Going Further, Faster
Few markets have grown and changed more rapidly during the past few years than online commerce. With every passing month more competitors emerge in almost every vertical and along with them comes a new crop of tools and widgets designed to increase conversion or deepen customer loyalty, making time-to-market an important part of success for online retailers.
SaaS commerce platforms like Shopify Plus provide an environment that allows merchants to design, develop and deploy their online stores in a handful of weeks. By contrast, launching a well designed and developed on-premises platform like Magento will take a merchant an average of four to five months. That’s a considerable gap when you consider that time is money (or lost money depending on how you look at it).
Creating a Rising Tide
There’s a reason the Model-T was named the most influential car of the century and to this day, at 16.5 million sold, is number eight on the top ten list of the most popular cars of all time. Ford’s Model-T changed personal transportation forever by taking something that had previously been reserved for the wealthy and bringing it to the masses. By empowering individuals with a tool that was capable of literally pushing the boundaries of where they were able to go, Henry Ford broke down some significant barriers for Americans everywhere. The Model-T was far more than just the next car to be created, it was the tipping point that altered transportation in America and around the world forever.

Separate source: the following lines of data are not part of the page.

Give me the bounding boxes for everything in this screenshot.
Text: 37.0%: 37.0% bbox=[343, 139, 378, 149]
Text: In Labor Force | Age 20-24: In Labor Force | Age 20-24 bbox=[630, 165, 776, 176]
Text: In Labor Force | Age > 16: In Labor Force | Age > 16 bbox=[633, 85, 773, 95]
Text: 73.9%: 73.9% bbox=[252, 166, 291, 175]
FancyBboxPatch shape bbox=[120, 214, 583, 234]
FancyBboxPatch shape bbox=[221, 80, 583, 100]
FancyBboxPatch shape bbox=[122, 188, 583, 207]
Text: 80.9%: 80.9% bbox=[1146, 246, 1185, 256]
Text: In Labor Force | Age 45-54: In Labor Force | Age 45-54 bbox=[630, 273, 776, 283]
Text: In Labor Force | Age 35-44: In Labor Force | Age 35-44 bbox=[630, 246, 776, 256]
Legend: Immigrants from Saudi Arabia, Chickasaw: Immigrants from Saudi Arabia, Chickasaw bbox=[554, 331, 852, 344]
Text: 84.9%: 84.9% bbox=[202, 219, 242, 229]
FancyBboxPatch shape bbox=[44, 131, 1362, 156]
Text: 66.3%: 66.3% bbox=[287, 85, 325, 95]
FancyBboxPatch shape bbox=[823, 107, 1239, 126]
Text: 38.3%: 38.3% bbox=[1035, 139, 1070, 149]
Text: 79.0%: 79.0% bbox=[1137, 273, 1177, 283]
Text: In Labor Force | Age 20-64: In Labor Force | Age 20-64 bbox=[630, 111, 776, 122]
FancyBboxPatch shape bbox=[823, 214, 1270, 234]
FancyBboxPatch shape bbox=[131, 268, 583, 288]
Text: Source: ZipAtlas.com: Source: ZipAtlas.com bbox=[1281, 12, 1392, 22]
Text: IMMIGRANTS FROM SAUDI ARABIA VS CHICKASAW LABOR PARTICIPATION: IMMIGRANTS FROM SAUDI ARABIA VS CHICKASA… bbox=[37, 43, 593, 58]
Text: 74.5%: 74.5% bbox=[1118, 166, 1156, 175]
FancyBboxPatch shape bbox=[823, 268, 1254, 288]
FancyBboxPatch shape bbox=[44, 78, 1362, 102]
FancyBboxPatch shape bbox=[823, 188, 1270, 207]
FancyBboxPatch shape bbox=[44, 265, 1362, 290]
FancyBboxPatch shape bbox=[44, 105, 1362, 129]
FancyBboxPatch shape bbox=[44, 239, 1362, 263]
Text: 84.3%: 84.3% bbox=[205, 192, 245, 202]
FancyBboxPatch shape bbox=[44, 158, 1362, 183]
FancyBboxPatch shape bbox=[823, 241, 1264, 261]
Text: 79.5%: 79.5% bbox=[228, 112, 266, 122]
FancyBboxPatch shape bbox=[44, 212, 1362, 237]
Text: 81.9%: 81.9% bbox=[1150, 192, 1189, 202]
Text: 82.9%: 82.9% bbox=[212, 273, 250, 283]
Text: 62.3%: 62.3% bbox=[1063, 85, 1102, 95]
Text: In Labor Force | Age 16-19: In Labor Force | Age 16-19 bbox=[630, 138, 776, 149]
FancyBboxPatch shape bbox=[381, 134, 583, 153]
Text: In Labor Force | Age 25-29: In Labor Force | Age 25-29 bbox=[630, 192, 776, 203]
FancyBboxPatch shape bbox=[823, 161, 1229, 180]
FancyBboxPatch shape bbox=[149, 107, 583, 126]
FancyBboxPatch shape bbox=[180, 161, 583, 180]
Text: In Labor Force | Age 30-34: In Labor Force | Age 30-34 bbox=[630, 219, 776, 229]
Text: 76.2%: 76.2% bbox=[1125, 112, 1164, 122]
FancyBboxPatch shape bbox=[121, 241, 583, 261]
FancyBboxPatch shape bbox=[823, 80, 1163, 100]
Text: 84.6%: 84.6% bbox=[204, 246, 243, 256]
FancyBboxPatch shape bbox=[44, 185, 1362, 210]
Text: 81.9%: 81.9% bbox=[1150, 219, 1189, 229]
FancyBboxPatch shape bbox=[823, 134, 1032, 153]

In the realm of online commerce, SaaS is the Model-T. SaaS platforms are providing powerful tools to merchants--upstart and established alike--who are seeking a way to quickly build a strong and stable foundation that they don’t have to think about. This foundation will then allow them to focus on revenue generating activities, such as ongoing marketing services, rather than squandering thousands of dollars every year to simply support and maintain a platform in need of constant attention. Now that the barriers to entry have been lowered by SaaS commerce platforms it’s never been easier to go from concept to commerce. Just ask brands like Beard Brand, MVMT or Pura Vida.
The Post-SaaS Era
Solutions like Amazon Web Services, Microsoft’s Azure Cloud and the Google Cloud Platform have certainly hastened the commoditization of computing power and connectivity across most industries. However, to say that we’re now in the “Post-SaaS” era, particularly as it relates to commerce, is both arrogant and reckless. For further proof we need only to observe the events of last week in which Salesforce signed a definitive agreement to purchase Demandware, a well respected multi-tenant SaaS commerce platform targeting enterprise merchants.
The fact remains that despite the commoditization of computing infrastructure in recent years the number of merchants choosing to migrate or launch their web stores on SaaS platforms has skyrocketed while market share for a legacy on-premises platform like Magento continues to dwindle in the wake of their eBay firesale. We’ve yet to reach the computing equivalent of electric-powered or self-driving cars but with SaaS platform growth pushing the boundaries of cloud computing, we’re well on our way. So if you’re still nursing a Magento site perhaps it’s worth taking a closer look at a SaaS alternative and stop beating a dead horse [drawn carriage].